Berembug dengan sopir taksi online, akhirnya mereka berburu klinik hewan yang masih buka. Mereka kembali menembus hujan kembali ke Semarang. Ditemukanlah klinik Happy Pretty dan kucing itu langsung ditangani dokternya.
"Kami bingung saat harus mengisi formulir nama kucing, Akhirnya kami sepakat memberi nama Kopi. Dokter Anita juga langsung menangani tanpa banyak tanya," kata Gina.
Meskipun merasa beruntung karena taksi online yang berubah rute dan tujuan, namun Gina dan Friska merasa beruntung.

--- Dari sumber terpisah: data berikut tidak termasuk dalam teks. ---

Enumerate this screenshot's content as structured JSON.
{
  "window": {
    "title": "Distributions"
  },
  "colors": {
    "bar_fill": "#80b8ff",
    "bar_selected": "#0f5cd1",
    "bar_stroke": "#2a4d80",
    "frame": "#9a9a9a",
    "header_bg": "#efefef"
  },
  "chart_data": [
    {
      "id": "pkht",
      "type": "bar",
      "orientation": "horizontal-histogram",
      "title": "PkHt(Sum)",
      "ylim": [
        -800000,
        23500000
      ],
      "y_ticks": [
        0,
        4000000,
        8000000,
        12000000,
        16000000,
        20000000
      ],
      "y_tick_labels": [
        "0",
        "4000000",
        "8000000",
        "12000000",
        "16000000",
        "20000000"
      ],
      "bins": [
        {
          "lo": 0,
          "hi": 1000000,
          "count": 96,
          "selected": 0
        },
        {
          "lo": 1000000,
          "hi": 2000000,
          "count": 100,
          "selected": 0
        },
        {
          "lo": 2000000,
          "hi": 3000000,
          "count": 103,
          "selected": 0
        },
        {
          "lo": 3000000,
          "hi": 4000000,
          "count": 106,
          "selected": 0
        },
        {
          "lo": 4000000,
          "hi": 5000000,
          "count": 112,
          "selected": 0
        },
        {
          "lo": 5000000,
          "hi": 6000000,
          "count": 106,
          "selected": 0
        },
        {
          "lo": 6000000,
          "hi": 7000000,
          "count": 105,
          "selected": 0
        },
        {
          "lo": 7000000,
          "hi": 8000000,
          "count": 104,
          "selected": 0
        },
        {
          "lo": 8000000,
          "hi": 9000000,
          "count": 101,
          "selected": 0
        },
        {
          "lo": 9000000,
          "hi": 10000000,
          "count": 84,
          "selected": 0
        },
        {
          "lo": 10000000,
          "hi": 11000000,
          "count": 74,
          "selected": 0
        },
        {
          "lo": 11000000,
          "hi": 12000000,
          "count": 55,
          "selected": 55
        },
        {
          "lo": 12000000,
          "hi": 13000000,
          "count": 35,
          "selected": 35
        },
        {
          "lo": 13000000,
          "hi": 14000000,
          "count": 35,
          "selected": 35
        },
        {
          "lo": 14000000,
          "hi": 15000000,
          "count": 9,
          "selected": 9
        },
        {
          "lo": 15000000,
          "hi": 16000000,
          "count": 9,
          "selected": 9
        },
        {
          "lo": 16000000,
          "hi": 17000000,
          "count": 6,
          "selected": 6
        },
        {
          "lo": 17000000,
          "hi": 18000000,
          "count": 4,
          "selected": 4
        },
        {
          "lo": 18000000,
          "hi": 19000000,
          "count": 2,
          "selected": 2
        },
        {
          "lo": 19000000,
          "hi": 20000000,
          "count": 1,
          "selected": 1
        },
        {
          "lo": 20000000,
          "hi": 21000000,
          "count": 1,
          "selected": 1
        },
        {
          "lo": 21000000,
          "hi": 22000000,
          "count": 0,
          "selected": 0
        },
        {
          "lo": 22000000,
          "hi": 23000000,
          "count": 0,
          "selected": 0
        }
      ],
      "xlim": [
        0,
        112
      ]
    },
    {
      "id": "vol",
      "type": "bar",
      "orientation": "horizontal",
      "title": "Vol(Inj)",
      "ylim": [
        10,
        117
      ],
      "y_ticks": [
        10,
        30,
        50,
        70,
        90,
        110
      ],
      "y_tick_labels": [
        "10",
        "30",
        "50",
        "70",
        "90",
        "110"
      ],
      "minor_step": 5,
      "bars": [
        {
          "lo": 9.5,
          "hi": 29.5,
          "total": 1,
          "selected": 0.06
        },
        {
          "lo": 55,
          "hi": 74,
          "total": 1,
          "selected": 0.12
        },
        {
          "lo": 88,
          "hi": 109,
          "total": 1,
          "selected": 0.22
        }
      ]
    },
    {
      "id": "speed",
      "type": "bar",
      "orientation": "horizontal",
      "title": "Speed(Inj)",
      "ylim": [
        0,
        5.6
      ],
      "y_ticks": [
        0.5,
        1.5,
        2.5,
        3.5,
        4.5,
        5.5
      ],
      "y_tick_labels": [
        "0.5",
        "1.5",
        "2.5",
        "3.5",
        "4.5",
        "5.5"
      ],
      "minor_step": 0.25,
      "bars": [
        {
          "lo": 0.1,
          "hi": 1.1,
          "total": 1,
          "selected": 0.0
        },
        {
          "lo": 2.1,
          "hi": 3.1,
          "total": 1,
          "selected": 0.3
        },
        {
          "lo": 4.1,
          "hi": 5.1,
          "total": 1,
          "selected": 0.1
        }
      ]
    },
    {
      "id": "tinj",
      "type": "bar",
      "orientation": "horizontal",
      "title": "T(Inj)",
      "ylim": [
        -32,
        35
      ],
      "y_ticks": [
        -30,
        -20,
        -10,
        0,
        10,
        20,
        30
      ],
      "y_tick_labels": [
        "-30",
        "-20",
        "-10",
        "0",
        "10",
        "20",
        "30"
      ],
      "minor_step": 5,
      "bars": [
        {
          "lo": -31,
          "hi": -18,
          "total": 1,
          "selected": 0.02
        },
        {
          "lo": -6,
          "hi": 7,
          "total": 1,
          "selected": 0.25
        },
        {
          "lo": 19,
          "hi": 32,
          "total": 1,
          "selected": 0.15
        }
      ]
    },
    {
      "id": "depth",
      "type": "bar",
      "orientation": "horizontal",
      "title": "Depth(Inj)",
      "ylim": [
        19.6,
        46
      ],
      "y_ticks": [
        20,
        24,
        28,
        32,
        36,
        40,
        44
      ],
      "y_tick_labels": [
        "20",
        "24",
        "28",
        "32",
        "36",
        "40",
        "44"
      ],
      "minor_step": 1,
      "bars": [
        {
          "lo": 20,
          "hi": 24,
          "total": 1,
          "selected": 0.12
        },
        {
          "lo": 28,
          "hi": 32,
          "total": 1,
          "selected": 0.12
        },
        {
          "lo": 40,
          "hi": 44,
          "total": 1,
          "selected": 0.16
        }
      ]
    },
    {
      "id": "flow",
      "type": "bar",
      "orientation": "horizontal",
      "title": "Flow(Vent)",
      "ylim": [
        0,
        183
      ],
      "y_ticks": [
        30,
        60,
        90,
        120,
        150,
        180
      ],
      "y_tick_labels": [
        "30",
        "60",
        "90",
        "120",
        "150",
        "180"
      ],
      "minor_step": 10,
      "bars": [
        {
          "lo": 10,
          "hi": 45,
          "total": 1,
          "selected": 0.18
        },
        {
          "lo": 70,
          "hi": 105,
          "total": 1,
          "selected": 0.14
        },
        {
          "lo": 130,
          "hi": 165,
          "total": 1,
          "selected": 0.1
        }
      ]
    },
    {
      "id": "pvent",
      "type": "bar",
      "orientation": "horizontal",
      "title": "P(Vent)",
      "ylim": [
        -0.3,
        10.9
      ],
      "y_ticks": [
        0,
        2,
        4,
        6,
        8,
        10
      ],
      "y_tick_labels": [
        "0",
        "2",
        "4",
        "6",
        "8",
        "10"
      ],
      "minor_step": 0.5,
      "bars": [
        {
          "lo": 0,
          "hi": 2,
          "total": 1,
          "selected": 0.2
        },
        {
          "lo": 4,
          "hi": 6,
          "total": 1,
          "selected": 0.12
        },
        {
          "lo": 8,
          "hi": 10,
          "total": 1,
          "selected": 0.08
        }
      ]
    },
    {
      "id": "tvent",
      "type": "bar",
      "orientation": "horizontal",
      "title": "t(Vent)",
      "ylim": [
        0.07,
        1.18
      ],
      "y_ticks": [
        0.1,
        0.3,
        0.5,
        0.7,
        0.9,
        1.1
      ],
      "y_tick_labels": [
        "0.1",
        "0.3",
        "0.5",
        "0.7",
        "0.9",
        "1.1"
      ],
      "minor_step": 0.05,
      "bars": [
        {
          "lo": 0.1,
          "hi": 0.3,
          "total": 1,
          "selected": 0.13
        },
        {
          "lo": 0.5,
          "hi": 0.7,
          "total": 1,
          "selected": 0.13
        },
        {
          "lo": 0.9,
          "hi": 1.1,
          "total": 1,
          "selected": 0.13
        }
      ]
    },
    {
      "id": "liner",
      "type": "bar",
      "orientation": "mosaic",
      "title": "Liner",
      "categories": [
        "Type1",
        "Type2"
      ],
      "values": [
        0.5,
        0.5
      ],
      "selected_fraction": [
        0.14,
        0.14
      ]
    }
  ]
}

Si pengemudi taksi online itu juga tidak komplain, bahkan rela kalaupun poin harus turun, sebab ketika mau mengajukan penjadwalan rute ulang, ternyata telepon customer service tak diangkat.
"Nggak papa mbak. Ini kan menolong mahluk Tuhan juga," kata Ari Zuhri, sang pengemudi. Ari ternyata pecinta kucing juga. Di rumahnya sang anak memelihara seekor kucing kampung pula.
Â
Advertisement
Galang Dana dan Sosok Misterius
Keajaiban masih terus berlanjut, saat berada di Klinik Happy Pretty itu, Gina dan Friska berkenalan dengan seorang ibu. Mereka berkenalan dan sosok iu itu ternyata adalah seorang penyelamat kucing-kucing liar juga. Dengan ringan ibu-ibu itu menandatangani dokumen rawat inap si Kopi.
"Biar saya tandatangani pakai nama saya. Kalau pakai nama saya kan pembayaran nanti bisa dicicil," kata ibu itu.
Gina dan Friska makin kaget ketika mendapati bahwa ibu-ibu misterius yang memperkenalkan diri bernama Tante Sandy memang seorang penyelamat kucing liar. Sudah berlangganan di klinik tersebut.
"Ini beliau sedang dalam proses menangkap seekor kucing yang matanya lepas satu di pasar Kobong. Namun meski dokumen ditandatangani beliau, kan saya dan Friska yang membawa ke klinik, jadi kami tetap bertanggungjawab," kata Gina.
Perhitungan kasar, Kopi harus dirawat inap hingga sepekan, di mana biaya rawat inap, jasa dokter, dan obat antara Rp 50 ribu - Rp 100 ribu per hari. Saat ini mereka berdua mencoba mengumpulkan dana melalui akun sosial media.
Gina dan Friska juga sudah bersiap-siap menyisihkan uang saku mereka. Bahkan makanan rutin nasi tempe penyet dengan sambal sangat banyak itupun kemungkinan akan berkurang frekwensinya. Mereka berdua selain sibuk menyusun skripsi, juga sibuk mencari donasi dan orang yang bersedia mengadopsi.
"Perkiraan dokternya kemarin sekitar Rp 450 ribu. Semoga semesta merestui dan skripsi kami lancar. Siapa tahu ada doa seekor kucing yang dikabulkan," kata Gina Mardani yang tengah menyusun skripsi di Jurusan Linguistik Fakultas Ilmu Budaya Undip ini.
Demikian juga dengan Friska Dwi Aprilia, mahasiswi jurusan Hubungan International FISIP Undip ini berharap sedikit kisah dengan Kopi, si kucing yang bolong perutnya itu tak mengganggu jadwal belajarnya.